The wisdom of the magi

Christmas is over, right? Why am I still writing about the three magi who visited Jesus? Well, we are right around the corner from Epiphany, or the Feast of the Three Kings. So it’s timely to focus on this mysterious group of men have been called kings, wise men and astrologers. If you’re not familiar with the story, take a look at Matthew 2:1-12, and then let’s dig in.

Who were the “magi,” to use Matthew’s term? I don’t believe they were kings, but I think they are descendants of a long-time strategy of kings to draw the wisest and most discerning men close to them in a desperate attempt to see the future and lead well. As Proverbs 25:2 says, “It is the glory of God to conceal things, but the glory of kings is to search things out” (ESV).

Let’s trace this thread through history: 

  • When Pharaoh needs a dream interpreted and finds his magicians and wise men deficient, he gravitates to Joseph, “a discerning and wise man” who can tell him what God is about to do. “Can we find anyone like this man, one in whom is the spirit of God? … Since God has made all this known to you, there is no one so discerning and wise as you,” he says as he makes him prime minister. (Gen 41:25-40)
  • When Pharaoh faces his challenger Moses, and Moses turns his staff into a snake, he calls out his wise men and sorcerers to reproduce the miracle. They are also able to turn water to blood and produce frogs but unable to produce gnats. (Ex 7-8)
  • When David is pulling his military together at Hebron, he values Issachar’s contribution: 200 chiefs who understood the times and knew what to do. (1 Chr 12:32)
  • When King Xerxes is faced with a defiant Queen Vashti, he consults “experts in law and justice,” “wise men who understood the times and were closest to the king.” (Esther 1:13-14)
  • When Nebuchadnezzar is baffled by his dreams, he summons “his magicians, enchanters, sorcerers and astrologers to tell him what he had dreamed.” When Daniel is able to explain the dream—because God “gives wisdom to the wise and knowledge to the discerning.
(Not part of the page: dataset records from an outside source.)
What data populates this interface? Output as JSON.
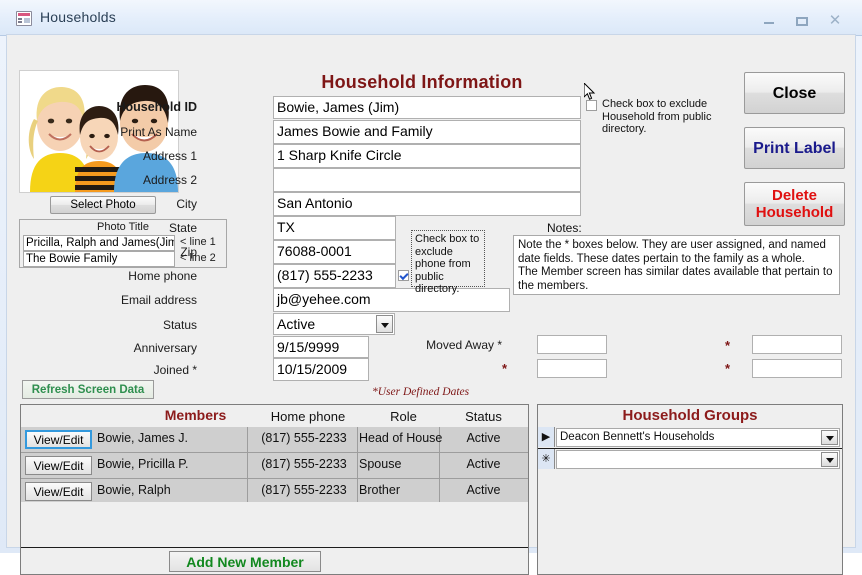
{
  "window": {
    "title": "Households",
    "icon": "form-table-icon",
    "controls": {
      "minimize": "–",
      "maximize": "□",
      "close": "✕"
    }
  },
  "header": {
    "title": "Household Information"
  },
  "photo": {
    "select_button": "Select Photo",
    "title_header": "Photo Title",
    "line1_value": "Pricilla, Ralph and James(Jim)",
    "line2_value": "The Bowie Family",
    "line1_label": "< line 1",
    "line2_label": "< line 2"
  },
  "fields": {
    "household_id": {
      "label": "Household ID",
      "value": "Bowie, James (Jim)"
    },
    "print_as_name": {
      "label": "Print As Name",
      "value": "James Bowie and Family"
    },
    "address1": {
      "label": "Address 1",
      "value": "1 Sharp Knife Circle"
    },
    "address2": {
      "label": "Address 2",
      "value": ""
    },
    "city": {
      "label": "City",
      "value": "San Antonio"
    },
    "state": {
      "label": "State",
      "value": "TX"
    },
    "zip": {
      "label": "Zip",
      "value": "76088-0001"
    },
    "home_phone": {
      "label": "Home phone",
      "value": "(817) 555-2233"
    },
    "email": {
      "label": "Email address",
      "value": "jb@yehee.com"
    },
    "status": {
      "label": "Status",
      "value": "Active"
    },
    "anniversary": {
      "label": "Anniversary",
      "value": "9/15/9999"
    },
    "joined": {
      "label": "Joined *",
      "value": "10/15/2009"
    },
    "moved_away": {
      "label": "Moved Away *",
      "value": ""
    },
    "user_date_2": {
      "value": ""
    },
    "user_date_3": {
      "value": ""
    },
    "user_date_4": {
      "value": ""
    },
    "user_defined_note": "*User Defined Dates"
  },
  "exclude_household": {
    "checked": false,
    "text": "Check box to exclude Household from public directory."
  },
  "exclude_phone": {
    "checked": true,
    "text": "Check box to exclude phone from public directory."
  },
  "notes": {
    "label": "Notes:",
    "value": "Note the * boxes below.   They are user assigned, and named date fields.  These dates pertain to the family as a whole.\nThe Member screen has similar dates available that pertain to the members."
  },
  "buttons": {
    "close": "Close",
    "print_label": "Print Label",
    "delete_line1": "Delete",
    "delete_line2": "Household",
    "refresh": "Refresh Screen Data",
    "add_new_member": "Add New Member",
    "view_edit": "View/Edit"
  },
  "members": {
    "title": "Members",
    "columns": [
      "Home phone",
      "Role",
      "Status"
    ],
    "rows": [
      {
        "name": "Bowie, James J.",
        "phone": "(817) 555-2233",
        "role": "Head of House",
        "status": "Active"
      },
      {
        "name": "Bowie, Pricilla P.",
        "phone": "(817) 555-2233",
        "role": "Spouse",
        "status": "Active"
      },
      {
        "name": "Bowie, Ralph",
        "phone": "(817) 555-2233",
        "role": "Brother",
        "status": "Active"
      }
    ]
  },
  "household_groups": {
    "title": "Household Groups",
    "rows": [
      {
        "selector": "▶",
        "value": "Deacon Bennett's Households"
      },
      {
        "selector": "✳",
        "value": ""
      }
    ]
  },
  "colors": {
    "heading_red": "#7e1616",
    "delete_red": "#e01010",
    "print_blue": "#1a1a8c",
    "green": "#12881f",
    "refresh_green": "#2f8f4f"
  }
}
He reveals deep and hidden things; he knows what lies in darkness, and light dwells with him”—Nebuchadnezzar places him in charge of all of Babylon’s wise men. (Daniel 2
  • Even Herod, when he first hears from the magi that a star indicates a new king has been born, consults the chief priests and teachers of the law. (Matthew 2:4)
  • When an intelligent proconsul of Paphos, who already retains a Jewish sorcerer named Elymas and a false prophet named Bar-Jesus, hears of Barnabas and Saul, he sends for them “because he wanted to hear the word of God”—likely not out of earnest seeking, but to add to his collection of wise men. (Acts 13:7-8)

Magi seems to be a word of Babylonian origin, which is consistent with these magi coming from the east. I believe Daniel was a magus himself and likely became leader of the magi. This group’s thirst for knowledge and early indicators lead them to note a star that no one else has observed, to conclude it indicates the birth of a king and then to seek that king in Israel. 

This Covid pandemic has the feel of a pivotal time. Few previous occasions have really become a global touchpoint we all have in common. What does it indicate? How is it likely to shake things up? Many of us, including me, long to understand our times and know what to do. But we haven’t faced anything like this in our lifetimes. I believe a moment like the one we’re in should not be wasted. It should be a catalyst to move on the things we’ve known we need to do, finally giving us the courage to act. Here are a few quick thoughts from the wisdom of the magi.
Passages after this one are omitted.